Além do que tem de ser visto às claras, é igualmente preciso informar melhor. E aqui a responsabilidade é nossa, dos jornalistas. E dou um exemplo concreto. Noticiou o Expresso em primeira mão que grupos de enfermeiros discutiam nas redes sociais uma nova forma de protesto logo que o período de requisição civil terminasse. A sua ideia era recorrer aos dias de faltas injustificadas a que por lei têm direito todos os anos para, cirúrgica e concertadamente, não comparecerem nos serviços, bloqueando a resposta do SNS.

Ora o que foi reproduzido, e comentado até pelo Presidente da República, foi que as faltas aconteceriam durante a requisição civil como forma de retaliação. O que configuraria crime. Nada disto esteve alguma vez em preparação. Não foi isso que o Expresso noticiou. Mas foi isso que chegou a muitos portugueses. Da mesma forma, chegaram também a público denúncias de operações adiadas por culpa dos enfermeiros em hospitais onde não há greve cirúrgica, como o Amadora-Sintra, ou ainda antes de o protesto ter sido iniciado, caso do Centro Hospitalar Universitário de Coimbra, portanto, sem que a veracidade da informação tivesse sido verificada e posta em causa.
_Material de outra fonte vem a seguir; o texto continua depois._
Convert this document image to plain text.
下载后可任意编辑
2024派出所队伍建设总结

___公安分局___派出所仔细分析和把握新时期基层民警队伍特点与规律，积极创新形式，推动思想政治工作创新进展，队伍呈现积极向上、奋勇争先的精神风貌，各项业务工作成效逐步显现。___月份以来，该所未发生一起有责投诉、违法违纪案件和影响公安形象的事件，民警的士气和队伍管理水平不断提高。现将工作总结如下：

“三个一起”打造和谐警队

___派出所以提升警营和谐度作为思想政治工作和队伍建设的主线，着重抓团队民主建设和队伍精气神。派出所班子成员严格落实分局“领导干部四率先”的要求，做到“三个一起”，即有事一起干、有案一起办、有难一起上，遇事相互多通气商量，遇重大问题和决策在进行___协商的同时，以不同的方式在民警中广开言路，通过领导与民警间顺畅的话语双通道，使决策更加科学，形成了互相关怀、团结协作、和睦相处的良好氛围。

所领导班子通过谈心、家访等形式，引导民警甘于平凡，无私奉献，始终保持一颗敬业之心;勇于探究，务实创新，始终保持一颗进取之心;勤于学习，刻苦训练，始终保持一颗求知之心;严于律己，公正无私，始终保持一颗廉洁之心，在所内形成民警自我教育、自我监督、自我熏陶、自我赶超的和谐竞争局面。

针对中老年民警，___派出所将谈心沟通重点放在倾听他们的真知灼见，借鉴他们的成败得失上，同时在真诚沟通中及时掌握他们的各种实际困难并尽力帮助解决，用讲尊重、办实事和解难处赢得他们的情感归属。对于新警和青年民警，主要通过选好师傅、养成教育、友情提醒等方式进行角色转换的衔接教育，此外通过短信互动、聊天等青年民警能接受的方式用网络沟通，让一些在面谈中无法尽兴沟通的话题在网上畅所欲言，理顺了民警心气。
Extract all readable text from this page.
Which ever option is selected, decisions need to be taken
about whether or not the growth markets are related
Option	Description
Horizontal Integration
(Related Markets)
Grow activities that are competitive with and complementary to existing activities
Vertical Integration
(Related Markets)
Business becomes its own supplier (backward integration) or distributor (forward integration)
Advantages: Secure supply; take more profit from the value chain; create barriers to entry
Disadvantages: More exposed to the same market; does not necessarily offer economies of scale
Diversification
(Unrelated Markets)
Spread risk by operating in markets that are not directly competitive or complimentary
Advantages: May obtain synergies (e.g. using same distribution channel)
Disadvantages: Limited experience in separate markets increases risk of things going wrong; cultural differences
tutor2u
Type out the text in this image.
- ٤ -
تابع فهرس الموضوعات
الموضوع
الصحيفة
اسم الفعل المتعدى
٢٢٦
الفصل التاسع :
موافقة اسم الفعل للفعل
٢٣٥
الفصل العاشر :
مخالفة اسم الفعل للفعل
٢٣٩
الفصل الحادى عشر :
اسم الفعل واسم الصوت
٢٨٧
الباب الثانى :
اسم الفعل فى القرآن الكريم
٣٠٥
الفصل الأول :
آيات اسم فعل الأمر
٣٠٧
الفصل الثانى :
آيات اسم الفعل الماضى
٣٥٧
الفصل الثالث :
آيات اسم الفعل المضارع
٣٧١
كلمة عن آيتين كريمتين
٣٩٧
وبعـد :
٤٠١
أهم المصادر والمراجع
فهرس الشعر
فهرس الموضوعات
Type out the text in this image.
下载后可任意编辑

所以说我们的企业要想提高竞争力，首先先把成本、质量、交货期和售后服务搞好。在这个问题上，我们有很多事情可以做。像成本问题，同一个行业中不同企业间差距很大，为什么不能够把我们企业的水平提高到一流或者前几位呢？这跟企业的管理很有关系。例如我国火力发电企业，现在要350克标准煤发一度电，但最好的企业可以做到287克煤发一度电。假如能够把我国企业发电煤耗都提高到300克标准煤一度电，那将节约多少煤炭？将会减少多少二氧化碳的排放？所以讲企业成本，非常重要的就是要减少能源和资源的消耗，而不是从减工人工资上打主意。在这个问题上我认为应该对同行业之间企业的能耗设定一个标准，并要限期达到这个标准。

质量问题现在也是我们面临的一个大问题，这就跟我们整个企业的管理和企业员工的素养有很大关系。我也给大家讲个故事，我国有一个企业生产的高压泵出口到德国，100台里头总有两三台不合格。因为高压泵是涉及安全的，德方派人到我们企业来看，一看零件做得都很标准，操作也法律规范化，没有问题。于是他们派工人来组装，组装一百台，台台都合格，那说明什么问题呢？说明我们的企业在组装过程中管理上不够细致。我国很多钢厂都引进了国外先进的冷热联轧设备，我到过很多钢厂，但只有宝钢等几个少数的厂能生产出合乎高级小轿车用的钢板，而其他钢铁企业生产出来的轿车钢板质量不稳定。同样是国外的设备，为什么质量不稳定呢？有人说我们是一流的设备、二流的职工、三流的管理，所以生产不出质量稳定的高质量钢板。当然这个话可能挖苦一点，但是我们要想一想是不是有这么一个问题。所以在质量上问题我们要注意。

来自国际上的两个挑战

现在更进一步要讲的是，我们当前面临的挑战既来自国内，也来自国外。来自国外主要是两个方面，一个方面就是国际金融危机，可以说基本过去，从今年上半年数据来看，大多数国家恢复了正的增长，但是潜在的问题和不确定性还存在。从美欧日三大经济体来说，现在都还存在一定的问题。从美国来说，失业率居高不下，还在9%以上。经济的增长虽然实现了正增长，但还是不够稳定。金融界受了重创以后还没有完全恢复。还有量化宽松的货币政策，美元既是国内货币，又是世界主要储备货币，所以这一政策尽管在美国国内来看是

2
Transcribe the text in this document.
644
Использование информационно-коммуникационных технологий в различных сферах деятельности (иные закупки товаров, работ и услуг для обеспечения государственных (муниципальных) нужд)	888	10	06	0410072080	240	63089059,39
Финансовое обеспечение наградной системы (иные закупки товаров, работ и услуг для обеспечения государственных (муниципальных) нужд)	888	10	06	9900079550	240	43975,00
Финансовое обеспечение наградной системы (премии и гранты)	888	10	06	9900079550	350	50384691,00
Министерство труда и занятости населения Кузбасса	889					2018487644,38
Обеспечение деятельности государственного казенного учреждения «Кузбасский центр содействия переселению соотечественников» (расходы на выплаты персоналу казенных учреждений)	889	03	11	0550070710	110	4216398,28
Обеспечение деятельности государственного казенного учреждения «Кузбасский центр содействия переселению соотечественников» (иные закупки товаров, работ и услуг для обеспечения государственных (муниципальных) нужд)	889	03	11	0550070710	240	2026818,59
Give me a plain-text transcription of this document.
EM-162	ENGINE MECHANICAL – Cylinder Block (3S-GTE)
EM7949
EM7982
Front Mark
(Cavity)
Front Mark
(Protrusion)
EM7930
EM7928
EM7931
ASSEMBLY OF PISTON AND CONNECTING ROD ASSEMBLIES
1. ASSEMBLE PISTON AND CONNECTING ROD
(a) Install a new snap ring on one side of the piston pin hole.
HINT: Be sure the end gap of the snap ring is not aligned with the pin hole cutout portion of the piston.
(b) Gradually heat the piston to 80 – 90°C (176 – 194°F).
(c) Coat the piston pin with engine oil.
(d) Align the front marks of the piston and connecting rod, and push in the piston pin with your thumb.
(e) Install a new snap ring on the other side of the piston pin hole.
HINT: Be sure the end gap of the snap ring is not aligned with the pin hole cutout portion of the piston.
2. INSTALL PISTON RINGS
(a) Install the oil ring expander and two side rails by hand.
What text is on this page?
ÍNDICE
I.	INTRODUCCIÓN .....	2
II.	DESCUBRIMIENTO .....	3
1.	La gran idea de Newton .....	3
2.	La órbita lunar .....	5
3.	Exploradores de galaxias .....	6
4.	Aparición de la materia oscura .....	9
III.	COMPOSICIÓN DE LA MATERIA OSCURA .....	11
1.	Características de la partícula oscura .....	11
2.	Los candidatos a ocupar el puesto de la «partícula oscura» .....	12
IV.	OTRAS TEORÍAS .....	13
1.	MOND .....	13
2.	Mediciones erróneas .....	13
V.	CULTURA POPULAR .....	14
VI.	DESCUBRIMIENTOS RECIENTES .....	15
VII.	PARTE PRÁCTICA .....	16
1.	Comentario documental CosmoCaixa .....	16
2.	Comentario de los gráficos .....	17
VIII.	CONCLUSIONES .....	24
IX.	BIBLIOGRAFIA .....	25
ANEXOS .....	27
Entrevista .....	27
Como jornalista, não tomo parte nem dou razão ao Governo ou aos enfermeiros, mas não abdico de defender o acesso a informação credível e ao discurso sem meias-verdades. Sem que estes valores estejam garantidos, todos falam e dificilmente alguém terá razão. Os enfermeiros, por exemplo, já pediram aos anónimos que fizeram donativos para o fundo solidário que se identifiquem para que não restem dúvidas sobre o financiamento da greve. Falta agora ao Governo uma atitude semelhante: retirar do anonimato as cirurgias em concreto que foram canceladas devido ao incumprimento dos serviços mínimos.